The NYSE notification does not affect Stage Store’s business operations or its Securities and Exchange Commission reporting requirements, nor does it conflict with or cause an event of default under the company’s credit facility.

Under NYSE’s rules, the company has a period of six months from receipt of the notice to regain compliance with the NYSE’s minimum share price requirement. The company’s common stock will continue to be listed and trade on the NYSE during this period, subject to Stage Stores compliance with other NYSE continued listing requirements. The company plans to notify the NYSE of its intent to cure and return to compliance with the NYSE continued listing standards.

About Stage Stores
Stage Stores, Inc. is a leading retailer of trend-right, name-brand values for apparel, accessories, cosmetics, footwear and home goods.  As of February 1, 2019, the company operates in 42 states through 728 BEALLS, GOODY'S, PALAIS ROYAL, PEEBLES, and STAGE specialty department stores and 68 GORDMANS off-price stores, as well as an e-commerce website at www.stage.com.  For more information about Stage Stores, visit the company’s website at corporate.stage.com.






Caution Concerning Forward-Looking Statements
Certain statements in this release are forward-looking statements within the meaning of the Private Securities Litigation Reform Act of 1995, and such statements are intended to qualify for the protection of the safe harbor provided by the Act. The words “anticipate,” “estimate,” “expect,” “objective,” “goal,” “project,” “intend,” “plan,” “believe,” “will,” “should,” “may,” “target,” “forecast,” “guidance,” “outlook” and similar expressions generally identify forward-looking statements. Similarly, descriptions of the company’s objectives, strategies, plans, goals or targets are also forward-looking statements. Forward-looking statements relate to the expectations of management as to future occurrences and trends, including statements expressing optimism or pessimism about future operating results or events and projected sales, earnings, capital expenditures and business strategy. Forward-looking statements are based upon a number of assumptions concerning future conditions that may ultimately prove to be inaccurate. Forward-looking statements are based upon management’s then-current views and assumptions regarding future events and operating performance. Although management believes the expectations expressed in forward-looking statements are based on reasonable assumptions within the bounds of its knowledge, forward-looking statements involve risks, uncertainties and other factors which may materially affect the company’s business, financial condition, results of operations or liquidity.

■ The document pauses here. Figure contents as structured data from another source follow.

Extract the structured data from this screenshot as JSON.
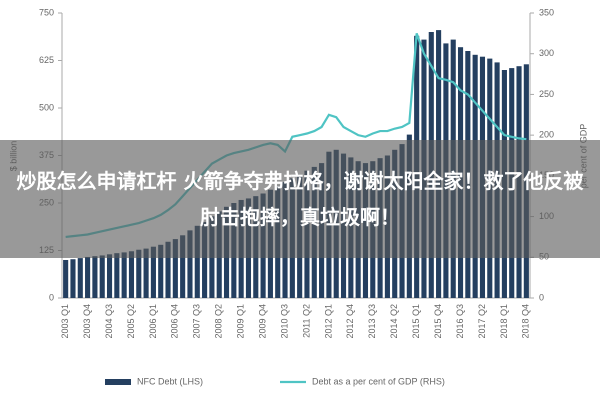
{
  "chart_data": {
    "type": "bar",
    "y_label": "$ billion",
    "y2_label": "per cent of GDP",
    "categories": [
      "2003 Q1",
      null,
      null,
      "2003 Q4",
      null,
      null,
      "2004 Q3",
      null,
      null,
      "2005 Q2",
      null,
      null,
      "2006 Q1",
      null,
      null,
      "2006 Q4",
      null,
      null,
      "2007 Q3",
      null,
      null,
      "2008 Q2",
      null,
      null,
      "2009 Q1",
      null,
      null,
      "2009 Q4",
      null,
      null,
      "2010 Q3",
      null,
      null,
      "2011 Q2",
      null,
      null,
      "2012 Q1",
      null,
      null,
      "2012 Q4",
      null,
      null,
      "2013 Q3",
      null,
      null,
      "2014 Q2",
      null,
      null,
      "2015 Q1",
      null,
      null,
      "2015 Q4",
      null,
      null,
      "2016 Q3",
      null,
      null,
      "2017 Q2",
      null,
      null,
      "2018 Q1",
      null,
      null,
      "2018 Q4"
    ],
    "series": [
      {
        "name": "NFC Debt (LHS)",
        "color": "#243f60",
        "type": "bar",
        "values": [
          100,
          102,
          105,
          108,
          110,
          112,
          115,
          118,
          120,
          123,
          127,
          130,
          135,
          140,
          148,
          155,
          165,
          178,
          190,
          200,
          215,
          228,
          240,
          250,
          258,
          262,
          268,
          275,
          285,
          295,
          305,
          315,
          325,
          335,
          345,
          355,
          385,
          390,
          380,
          370,
          360,
          355,
          360,
          368,
          375,
          390,
          405,
          430,
          690,
          680,
          700,
          705,
          670,
          680,
          660,
          650,
          640,
          635,
          630,
          620,
          600,
          605,
          610,
          615
        ]
      },
      {
        "name": "Debt as a per cent of GDP (RHS)",
        "color": "#4fc4c4",
        "type": "line",
        "axis": "y2",
        "values": [
          75,
          76,
          77,
          78,
          80,
          82,
          84,
          86,
          88,
          90,
          92,
          95,
          98,
          102,
          108,
          115,
          125,
          135,
          145,
          155,
          165,
          170,
          175,
          178,
          180,
          182,
          185,
          188,
          190,
          188,
          180,
          198,
          200,
          202,
          205,
          210,
          225,
          222,
          210,
          205,
          200,
          198,
          202,
          205,
          205,
          208,
          210,
          215,
          325,
          300,
          285,
          270,
          268,
          265,
          255,
          250,
          240,
          230,
          220,
          210,
          200,
          198,
          196,
          195
        ]
      }
    ],
    "ylim": [
      0,
      750
    ],
    "yticks": [
      0,
      125,
      250,
      375,
      500,
      625,
      750
    ],
    "y2lim": [
      0,
      350
    ],
    "y2ticks": [
      0,
      50,
      100,
      150,
      200,
      250,
      300,
      350
    ],
    "legend": "bottom"
  },
  "overlay": {
    "text": "炒股怎么申请杠杆 火箭争夺弗拉格，谢谢太阳全家！救了他反被肘击抱摔，真垃圾啊！"
  }
}
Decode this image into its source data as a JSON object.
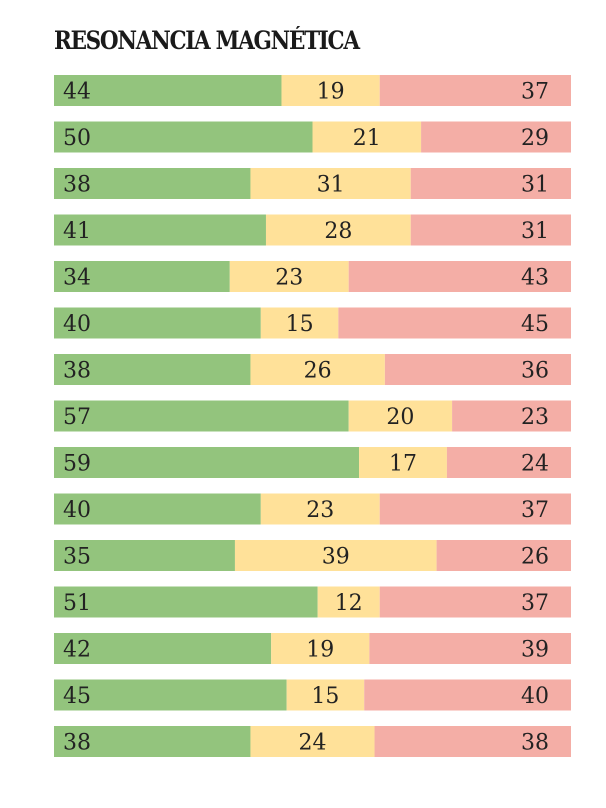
{
  "title": "RESONANCIA MAGNÉTICA",
  "colors": {
    "segment_1": "#93c47d",
    "segment_2": "#ffe199",
    "segment_3": "#f4aea6"
  },
  "chart_data": {
    "type": "bar",
    "orientation": "horizontal",
    "stacked": true,
    "normalized_to": 100,
    "title": "RESONANCIA MAGNÉTICA",
    "xlim": [
      0,
      100
    ],
    "grid": false,
    "legend": "none",
    "series": [
      {
        "values": [
          44,
          50,
          38,
          41,
          34,
          40,
          38,
          57,
          59,
          40,
          35,
          51,
          42,
          45,
          38
        ]
      },
      {
        "values": [
          19,
          21,
          31,
          28,
          23,
          15,
          26,
          20,
          17,
          23,
          39,
          12,
          19,
          15,
          24
        ]
      },
      {
        "values": [
          37,
          29,
          31,
          31,
          43,
          45,
          36,
          23,
          24,
          37,
          26,
          37,
          39,
          40,
          38
        ]
      }
    ]
  }
}
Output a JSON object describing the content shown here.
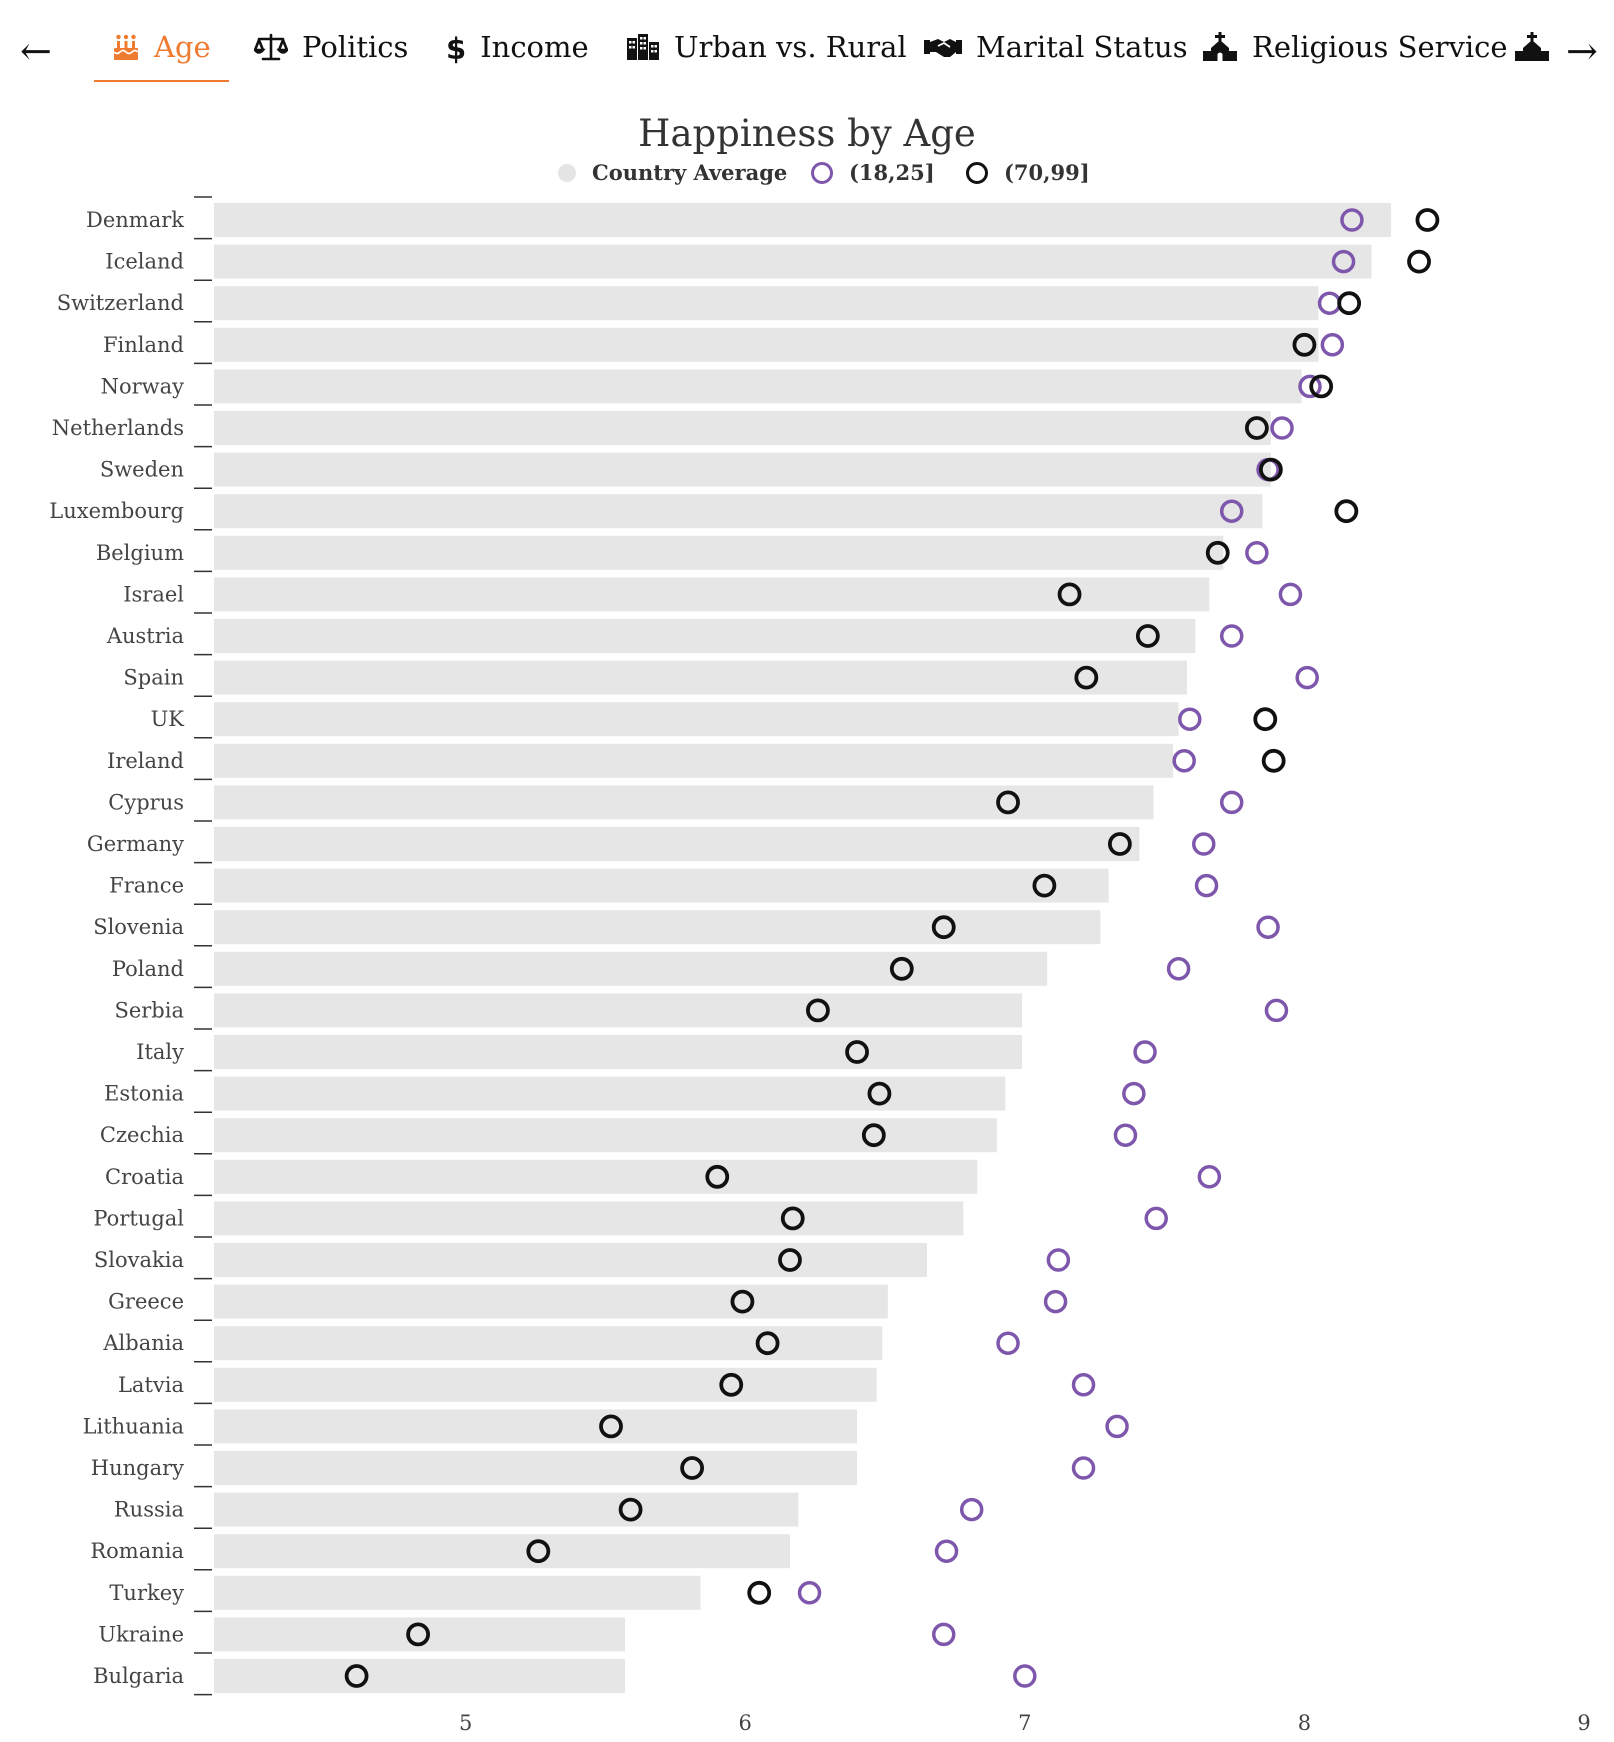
{
  "nav": {
    "prev_arrow": "←",
    "next_arrow": "→",
    "accent_color": "#ee7b30",
    "tabs": [
      {
        "label": "Age",
        "icon": "birthday-cake-icon",
        "active": true
      },
      {
        "label": "Politics",
        "icon": "balance-scale-icon",
        "active": false
      },
      {
        "label": "Income",
        "icon": "dollar-sign-icon",
        "active": false
      },
      {
        "label": "Urban vs. Rural",
        "icon": "city-buildings-icon",
        "active": false
      },
      {
        "label": "Marital Status",
        "icon": "handshake-icon",
        "active": false
      },
      {
        "label": "Religious Service",
        "icon": "church-icon",
        "active": false
      }
    ]
  },
  "chart_data": {
    "type": "dot-bar",
    "title": "Happiness by Age",
    "legend": [
      {
        "label": "Country Average",
        "color": "#e4e4e4"
      },
      {
        "label": "(18,25]",
        "color": "#7e57ac"
      },
      {
        "label": "(70,99]",
        "color": "#111111"
      }
    ],
    "xlim": [
      4.1,
      9.0
    ],
    "xticks": [
      5,
      6,
      7,
      8,
      9
    ],
    "categories": [
      "Denmark",
      "Iceland",
      "Switzerland",
      "Finland",
      "Norway",
      "Netherlands",
      "Sweden",
      "Luxembourg",
      "Belgium",
      "Israel",
      "Austria",
      "Spain",
      "UK",
      "Ireland",
      "Cyprus",
      "Germany",
      "France",
      "Slovenia",
      "Poland",
      "Serbia",
      "Italy",
      "Estonia",
      "Czechia",
      "Croatia",
      "Portugal",
      "Slovakia",
      "Greece",
      "Albania",
      "Latvia",
      "Lithuania",
      "Hungary",
      "Russia",
      "Romania",
      "Turkey",
      "Ukraine",
      "Bulgaria"
    ],
    "series": [
      {
        "name": "Country Average",
        "values": [
          8.31,
          8.24,
          8.05,
          8.05,
          7.99,
          7.88,
          7.88,
          7.85,
          7.71,
          7.66,
          7.61,
          7.58,
          7.55,
          7.53,
          7.46,
          7.41,
          7.3,
          7.27,
          7.08,
          6.99,
          6.99,
          6.93,
          6.9,
          6.83,
          6.78,
          6.65,
          6.51,
          6.49,
          6.47,
          6.4,
          6.4,
          6.19,
          6.16,
          5.84,
          5.57,
          5.57
        ]
      },
      {
        "name": "(18,25]",
        "values": [
          8.17,
          8.14,
          8.09,
          8.1,
          8.02,
          7.92,
          7.87,
          7.74,
          7.83,
          7.95,
          7.74,
          8.01,
          7.59,
          7.57,
          7.74,
          7.64,
          7.65,
          7.87,
          7.55,
          7.9,
          7.43,
          7.39,
          7.36,
          7.66,
          7.47,
          7.12,
          7.11,
          6.94,
          7.21,
          7.33,
          7.21,
          6.81,
          6.72,
          6.23,
          6.71,
          7.0
        ]
      },
      {
        "name": "(70,99]",
        "values": [
          8.44,
          8.41,
          8.16,
          8.0,
          8.06,
          7.83,
          7.88,
          8.15,
          7.69,
          7.16,
          7.44,
          7.22,
          7.86,
          7.89,
          6.94,
          7.34,
          7.07,
          6.71,
          6.56,
          6.26,
          6.4,
          6.48,
          6.46,
          5.9,
          6.17,
          6.16,
          5.99,
          6.08,
          5.95,
          5.52,
          5.81,
          5.59,
          5.26,
          6.05,
          4.83,
          4.61
        ]
      }
    ]
  }
}
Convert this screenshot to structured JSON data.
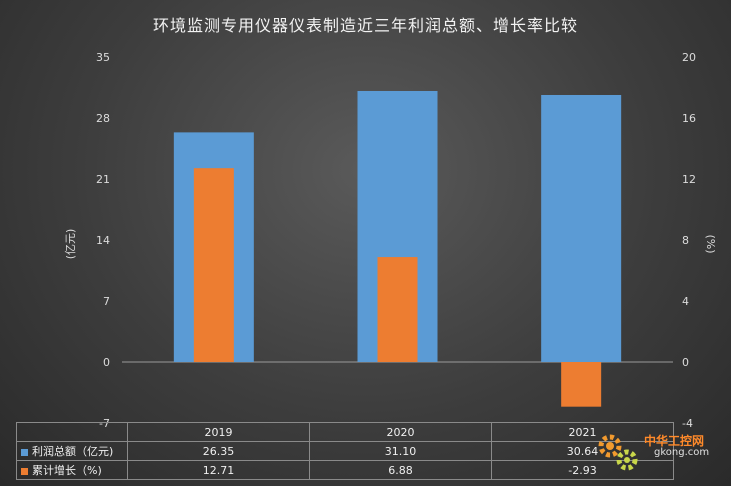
{
  "chart_data": {
    "type": "bar",
    "title": "环境监测专用仪器仪表制造近三年利润总额、增长率比较",
    "categories": [
      "2019",
      "2020",
      "2021"
    ],
    "series": [
      {
        "name": "利润总额（亿元)",
        "axis": "left",
        "values": [
          26.35,
          31.1,
          30.64
        ],
        "display": [
          "26.35",
          "31.10",
          "30.64"
        ],
        "color": "#5b9bd5"
      },
      {
        "name": "累计增长（%)",
        "axis": "right",
        "values": [
          12.71,
          6.88,
          -2.93
        ],
        "display": [
          "12.71",
          "6.88",
          "-2.93"
        ],
        "color": "#ed7d31"
      }
    ],
    "y_left": {
      "label": "(亿元)",
      "min": -7,
      "max": 35,
      "ticks": [
        "-7",
        "0",
        "7",
        "14",
        "21",
        "28",
        "35"
      ]
    },
    "y_right": {
      "label": "(%)",
      "min": -4,
      "max": 20,
      "ticks": [
        "-4",
        "0",
        "4",
        "8",
        "12",
        "16",
        "20"
      ]
    },
    "grid": false,
    "legend": "data-table"
  },
  "watermark": {
    "top": "中华工控网",
    "bottom": "gkong.com"
  }
}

Forward-looking statements are not guarantees of future performance and actual results may differ materially from those discussed in the forward-looking statements as a result of various factors, including, but not limited to, economic conditions, cost and availability of goods, inability to successfully execute strategic initiatives, competitive pressures, economic pressures on the company and its customers, freight costs, the risks discussed in the Risk Factors section of the company’s most recent Annual Report on Form 10-K as filed with the Securities and Exchange Commission (“SEC”), and other factors discussed from time to time in the company’s other SEC filings. This release should be read in conjunction with such filings, and you should consider all of such risks, uncertainties and other factors carefully in evaluating forward-looking statements.

You are cautioned not to place undue reliance on forward-looking statements, which speak only as of the date thereof. The company undertakes no obligation to publicly update forward-looking statements, whether as a result of new information, future events or otherwise. You are advised, however, to consult any further disclosures the company makes on related subjects in its public announcements and SEC filings.